In Pictures
Photos: The bread delivery runs in Ukraine’s war-torn Donbas
The Siversk town hall humanitarian centre gets about 2,500 loaves of bread twice a week.
Three huge bags wedged under the handlebar of his red and white moped, Oleksandr rushes through the winding trails of the Donbas region, eastern Ukraine, to deliver bread to remaining locals.
Almost every day, Russian strikes hit the town of Siversk, about 10km (6.2 miles) from a front line that has barely moved since last summer.
Oleksandr has just picked up the bread at the Siversk town hall humanitarian centre, which gets about 2,500 loaves twice a week from the cities of Kramatorsk and Kostiantynivka.
“We need to drive fast, so that nothing catches up with us,” Oleksandr says, referring to potential shelling.
Under the spring sun, the 44-year-old drives at full speed until he reaches a dirt road lined with small houses and blossoming trees.
He starts the day’s deliveries at his neighbours, just across from his own house.
Olena Ishakova, 62, comes out of her home in a long blue dressing gown with yellow pockets and collars.
“On Tuesdays, we get two loaves of white bread, on Thursdays we get sweet bread and black bread,” Ishakova says.
She grabs the loaves wrapped in bags stamped with the logo of the “World Food Programme”.

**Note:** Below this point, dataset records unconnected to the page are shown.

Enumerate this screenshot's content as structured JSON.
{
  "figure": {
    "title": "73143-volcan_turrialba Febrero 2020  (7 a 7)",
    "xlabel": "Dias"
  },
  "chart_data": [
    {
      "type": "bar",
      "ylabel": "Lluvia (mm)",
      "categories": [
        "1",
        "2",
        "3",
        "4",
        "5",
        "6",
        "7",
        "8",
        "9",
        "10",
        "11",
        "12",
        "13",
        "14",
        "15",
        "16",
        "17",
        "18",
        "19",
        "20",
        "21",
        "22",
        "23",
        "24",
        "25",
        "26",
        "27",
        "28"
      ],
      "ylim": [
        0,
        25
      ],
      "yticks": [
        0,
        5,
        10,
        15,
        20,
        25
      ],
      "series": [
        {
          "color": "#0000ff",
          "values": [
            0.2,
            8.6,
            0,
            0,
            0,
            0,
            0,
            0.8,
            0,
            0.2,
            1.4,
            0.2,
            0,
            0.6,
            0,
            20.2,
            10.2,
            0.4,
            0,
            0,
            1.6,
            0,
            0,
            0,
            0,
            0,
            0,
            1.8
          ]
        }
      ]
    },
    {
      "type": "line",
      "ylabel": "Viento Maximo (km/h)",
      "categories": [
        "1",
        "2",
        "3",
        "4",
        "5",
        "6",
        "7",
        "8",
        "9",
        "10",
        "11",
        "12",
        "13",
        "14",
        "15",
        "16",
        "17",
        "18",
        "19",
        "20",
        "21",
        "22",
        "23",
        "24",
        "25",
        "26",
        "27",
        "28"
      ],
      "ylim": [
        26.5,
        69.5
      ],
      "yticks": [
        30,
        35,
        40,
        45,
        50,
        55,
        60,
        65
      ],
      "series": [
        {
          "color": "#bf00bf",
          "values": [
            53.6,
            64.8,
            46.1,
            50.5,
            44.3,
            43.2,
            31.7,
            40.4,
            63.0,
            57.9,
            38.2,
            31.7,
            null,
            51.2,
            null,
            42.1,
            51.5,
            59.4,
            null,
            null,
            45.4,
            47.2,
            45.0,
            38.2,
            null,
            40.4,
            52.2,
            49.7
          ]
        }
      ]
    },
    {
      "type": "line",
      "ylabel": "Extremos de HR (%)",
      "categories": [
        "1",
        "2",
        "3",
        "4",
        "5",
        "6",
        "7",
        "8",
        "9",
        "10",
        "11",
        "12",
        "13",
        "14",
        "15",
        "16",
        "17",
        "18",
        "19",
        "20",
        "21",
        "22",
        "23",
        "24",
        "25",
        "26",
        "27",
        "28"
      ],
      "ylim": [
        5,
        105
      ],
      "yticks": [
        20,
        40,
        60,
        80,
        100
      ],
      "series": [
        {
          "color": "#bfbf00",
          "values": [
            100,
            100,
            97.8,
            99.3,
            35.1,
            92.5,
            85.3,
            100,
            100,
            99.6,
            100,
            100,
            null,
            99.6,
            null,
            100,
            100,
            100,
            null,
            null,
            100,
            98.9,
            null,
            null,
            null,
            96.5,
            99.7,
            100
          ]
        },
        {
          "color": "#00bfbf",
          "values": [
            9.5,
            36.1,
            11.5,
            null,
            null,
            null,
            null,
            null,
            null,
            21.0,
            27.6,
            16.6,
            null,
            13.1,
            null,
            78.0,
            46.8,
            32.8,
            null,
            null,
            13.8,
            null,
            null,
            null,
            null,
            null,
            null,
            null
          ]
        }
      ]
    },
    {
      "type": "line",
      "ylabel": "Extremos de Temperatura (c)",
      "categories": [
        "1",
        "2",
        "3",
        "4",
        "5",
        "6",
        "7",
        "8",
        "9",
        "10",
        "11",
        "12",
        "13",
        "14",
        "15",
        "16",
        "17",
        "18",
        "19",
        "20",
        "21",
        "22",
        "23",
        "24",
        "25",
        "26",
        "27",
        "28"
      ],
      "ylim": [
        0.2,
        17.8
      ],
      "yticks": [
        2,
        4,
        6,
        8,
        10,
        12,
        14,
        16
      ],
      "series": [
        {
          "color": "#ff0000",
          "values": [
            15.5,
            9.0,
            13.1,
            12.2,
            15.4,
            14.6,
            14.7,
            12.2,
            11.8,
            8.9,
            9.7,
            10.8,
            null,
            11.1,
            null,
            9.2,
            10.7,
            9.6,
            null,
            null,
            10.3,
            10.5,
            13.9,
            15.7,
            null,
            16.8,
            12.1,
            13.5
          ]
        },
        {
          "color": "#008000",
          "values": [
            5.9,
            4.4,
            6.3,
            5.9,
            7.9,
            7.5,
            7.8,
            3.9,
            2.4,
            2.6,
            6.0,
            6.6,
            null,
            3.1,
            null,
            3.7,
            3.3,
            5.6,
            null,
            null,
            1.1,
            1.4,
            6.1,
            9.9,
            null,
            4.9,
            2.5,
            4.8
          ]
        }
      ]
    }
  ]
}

Ishakova’s daughter and granddaughter were evacuated last February towards the calmer west of Ukraine, but she stayed in Siversk with her husband.
In July and August, Russian forces launched small unsuccessful assaults on the town that they also shelled.
The eastern part of Siversk with its high buildings was the worst damaged, while the western part and its smaller houses were relatively spared.
“It’ll be a year since we’ve had any electricity on May 5,” Ishakova says, with the pounding of artillery shots in the background.
“We don’t know who is shooting, or from where. We only hear the explosions … I sit in the house, the windows shake, it’s scary, very scary,” she says.
Oleksandr runs into Valentyna Zaruba, a 73-year-old who delivers bread in a neighbouring street.
“I’m in charge of my street, and someone else is in charge of theirs, that’s how we work,” Zaruba explains.
Depending on the days, Zaruba delivers the bread with a wheelbarrow, or with her bike.
The previous night, shelling damaged three homes at the end of the street. An 82-year-old was wounded.
Holding her bike, Zaruba goes to see Lyubov Shcherbak, who is surrounded by a dozen chatty hens and four roosters.
“How can we live without bread? There’s nowhere for us to bake it” in Siversk, she says.
“I don’t know what to think any more. I hope things will get better … I don’t know,” she says, her gaze lost in the horizon.
Zaruba, standing next to her, says she “cannot leave an elderly woman alone. My conscience just won’t let me.”